Three factors (§4.8.3): (1) optical FOV introduces barrel distortion at the image periphery, deforming linear features like scratches; (2) overhead LED panel produces uneven illumination — corners receive less direct light; (3) training corpus had higher density of centrally-positioned defect annotations → annotation bias toward central detection. Mitigation: lens distortion correction, directional side-lighting, corner-defect augmentation (§5.3.1).
66
What happens to accuracy as conveyor speed exceeds 5 cm/s?
Two failure modes (§4.4.1): (1) motion blur reduces YOLOv11 confidence on scratches because linear features smear in the direction of motion; (2) reduced thermal dwell time — the MLX90640 needs multiple frames over the same region to pass the 3-frame persistence rule. Mitigation now: manual conveyor-stop button. Future: automatic speed adaptation when fused probability falls in POSSIBLE DEFECT range.
67
Why is n=50 test set a real limitation, and what would be statistically robust?
FDR is computed over only 8 Good sheets, so a single false positive moves the metric by 12.5 percentage points (§4.8.1). FDR/MDR not stable at this scale. Recommended: n ≥ 200 with balanced Good/No-Good (~50/50) — brings FDR sensitivity to per-FP increments of ~1%, statistically robust for production claims.
68
What real-factory variables were not simulated in your testbed?
§4.8.2: variable ambient lighting, temperature fluctuations affecting thermal baseline, mechanical vibration shifting sensor alignment, dust or oil contamination obscuring/mimicking defects, production speeds above 5 cm/s. §5.3.2 recommends site-specific re-evaluation with recalibration of thermal EMA baseline and soft voting weights before any production deployment.
69
Why might the thermal modality outperform vision on subsurface dents?
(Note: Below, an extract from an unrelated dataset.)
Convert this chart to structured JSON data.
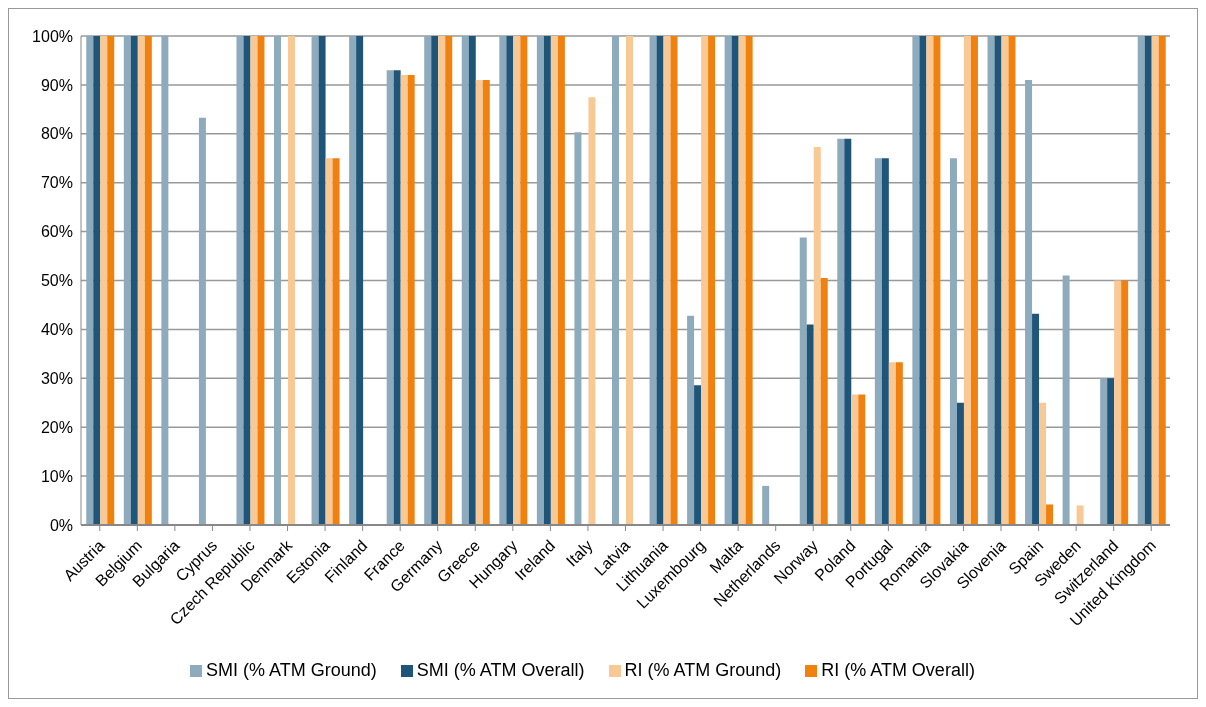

Subsurface dents may not produce a strong visible boundary or shadow under overhead LED illumination, so YOLOv11 doesn't see them. But they change local heat-conduction profile — under steady thermal load, the dented area equilibrates to a slightly different temperature than surrounding material. The MLX90640 sees that delta and Equation 8 flags it. This is exactly the case the soft voting ensemble was designed to catch.
70
"Why can't your system detect other defects like pitting or oxide scale?" — what's your answer?
Honest answer: because we didn't train it on those classes. The KENSA dataset has zero annotated examples of pitting, rolled-in scale, laminar cracks, oxide streaks, or edge seam defects (§4.8.4). The model would either miss them or misclassify them as scratches/dents. Explicit scope limitation, not a design failure — the architecture (YOLOv11 + thermal fusion) generalizes to additional classes; the dataset just needs expansion + retraining.